Wenn es ihm einmal aus den Händen gleitet – und er weiß, dass ihm das immer wieder passiert – braucht er eine Hilfe, eine Eselsbrücke, das Glück wieder aufzuheben. So fehlt in Davids Lied übrigens der Vers mit dem Buchstaben Nun (Zumindest in der hebräischen Grundlage. In der ersten griechischen Übersetzung des Alten Testaments um 300 vor Christus, der Septuaginta, und in späteren hebräischen Texten, findet man den Vers.). Es scheint so, dass David eine kleine Stolperfalle einbaut. „Was fehlt dir, mir?“, scheint er zu fragen, und: „Bei welchem Buchstaben bleibst du immer wieder stecken? Welchen vergisst du immer wieder?“ David weiß, wie wankelmütig er selbst ist. Er verleugnet seine Fehler und Versäumnisse nicht. Deswegen konzentriert er sich um so mehr auf Gottes Treue. Bei ihm gibt es immer mehr. Mit Gott fehlt nichts. Er vergisst nichts.
David entscheidet sich konkret dazu, bei Gott sein Glück zu suchen. Als zweites lädt er andere dazu ein, und als Drittes besingt er im größten Teil seines Liedes Gottes Treue und Handeln.
David entscheidet sich bei Gott sein Glück zu suchen.
Eine feste Entscheidung für das Glück ist ein wichtiges Merkmal in der Glücksforschung. David ist auch darauf gekommen. Für ihn ist es aber nicht in erster Linie das Glück, sondern der Glücklichmacher, Gott.
David verkriecht sich nicht in der Höhle der Enttäuschungen. Er wartet nicht. Er tritt vor die Höhle treten lässt sie hinter sich. Er hat viele Enttäuschungen erleiden müssen. Hat selbst Menschen enttäuscht. In anderen Liedern singt er von diesen Höhlenerfahrungen.
Hier aber tritt er bewusst aus seiner dunklen Höhle heraus ins Licht und sagt: „Ich will!“, „Ich will es immer mehr und immer wieder.“ Das will ich nicht vergessen. Für alle Zeit, jeden Tag neu. „Immer und ewiglich.“ übersetzt Luther. „Ich will auf Gott schauen! Ich tus!“
Im Blick auf Gott sieht er einen weiten Horizont. David kann sich nicht satt sehen. Da steht er und sieht Berge und Täler, Flüsse, Wiesen und Wälder. Er sieht fasziniert, wie die Sonne durch den Nebel in den Tälern scheint. Er sieht dunkle und helle Wolken und in allem Gott, den Schöpfer, der sich seiner Schöpfung nicht entzieht.
Diese bewusste Entscheidung auf Gott zu schauen, macht etwas mit David.
So lädt er uns dazu ein, bei Gott Glück zu suchen.
Jede Generation soll sich neu auf diesen weiten Horizont einlassen, den Gott uns bietet. Es ist Gott, der ein neues Panorama auf die Leinwand malt. Er macht mehr. Er malt es in unser Leben, wenn wir es zulassen. David lädt uns ein uns auf Gott einzulassen. Er ist der Meinung, dass wir dann auch übersprudeln und fasziniert jauchzen können.

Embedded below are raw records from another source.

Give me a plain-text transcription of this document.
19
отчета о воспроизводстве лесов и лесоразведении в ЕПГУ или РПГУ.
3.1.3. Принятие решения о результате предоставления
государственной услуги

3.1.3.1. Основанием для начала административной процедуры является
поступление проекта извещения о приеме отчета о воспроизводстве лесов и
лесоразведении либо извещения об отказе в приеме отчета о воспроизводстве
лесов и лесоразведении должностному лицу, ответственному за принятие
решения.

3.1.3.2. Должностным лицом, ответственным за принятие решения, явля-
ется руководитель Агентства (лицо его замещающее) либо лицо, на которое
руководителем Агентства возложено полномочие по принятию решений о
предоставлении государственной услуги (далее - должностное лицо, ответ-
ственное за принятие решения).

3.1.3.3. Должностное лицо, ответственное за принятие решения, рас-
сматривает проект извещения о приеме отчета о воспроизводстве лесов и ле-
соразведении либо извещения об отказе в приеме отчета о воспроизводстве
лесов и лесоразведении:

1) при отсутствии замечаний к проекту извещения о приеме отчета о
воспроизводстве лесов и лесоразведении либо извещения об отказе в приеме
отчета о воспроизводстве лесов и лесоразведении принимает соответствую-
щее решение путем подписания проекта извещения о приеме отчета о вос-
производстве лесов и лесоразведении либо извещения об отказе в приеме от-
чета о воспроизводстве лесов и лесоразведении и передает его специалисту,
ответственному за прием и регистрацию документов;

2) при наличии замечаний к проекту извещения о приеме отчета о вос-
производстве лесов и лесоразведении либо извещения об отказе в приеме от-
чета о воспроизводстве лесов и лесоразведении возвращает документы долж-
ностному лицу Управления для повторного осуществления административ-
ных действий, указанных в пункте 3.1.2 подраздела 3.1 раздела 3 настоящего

Das ist ganz unabhängig von unserer Persönlichkeit. Die Finnen sind eher in sich gekehrte Menschen, halten aber den ersten Platz im Weltglücksreport. Die Chinesen haben dafür sogar ein neues Wort erfunden: „Jin-Fen, der spirituelle Finne“. Glück ist also nicht von der Persönlichkeit abhängig. Trotzdem hinterlässt es einen Eindruck. Bei David hinterlässt der den Eindruck, der das Glück erfunden hat, Gott. Diesen Eindruck will er weitergeben.
So erkennt David überall Fußspuren des Glücks.
Diese Fußspuren haben nicht immer tiefe Eindrücke. Aber sie lassen alle Gottes Güte, Gnade und Barmherzigkeit erkennen. Der große, gewaltige Gott schlägt eben nicht unkontrolliert mit der Faust rein. Er betritt die Bühne nicht als wild-zorniger, um sich tretender Berserker.
Was David erst erahnt, hier aber gar nicht thematisiert, ist Gottes Plan in seinem Sohn, in einem Nachkommen Davids, ganz klein und sanft auf die Erde zu kommen: Jesus. Er kommt dabei noch nicht einmal als König, sondern als Handwerker, der sich selbst zum Diener macht. So baut er ein neues Königreich auf, wo alles zueinander passt. Da wird das Lied Davids wahr:
„Der Herr stützt alle, die fallen könnten und alle Gebeugten hebt er wieder auf. (Alle Augen) Mensch und Tier halten Ausschau nach dir. Du gibst ihnen Nahrung zur richtigen Zeit. Du öffnest deine wohltätige Hand.“ (Verse 14-16)
„Er ist nahe allen, die … aufrichtig zu ihm rufen. Begegnen sie ihm mit Ehrfurcht, erfüllt er ihren Wunsch. … Er behütet alle, die ihn lieben.“ (Verse 18-20)
David kniet wie ein Spurenleser nieder. Er bückt sich zu den Fußspuren Gottes herunter und beginnt sie zu lesen. Manchmal muss er länger schauen und nachdenken. Dabei sieht er auch dunkle Spuren neben den hellen.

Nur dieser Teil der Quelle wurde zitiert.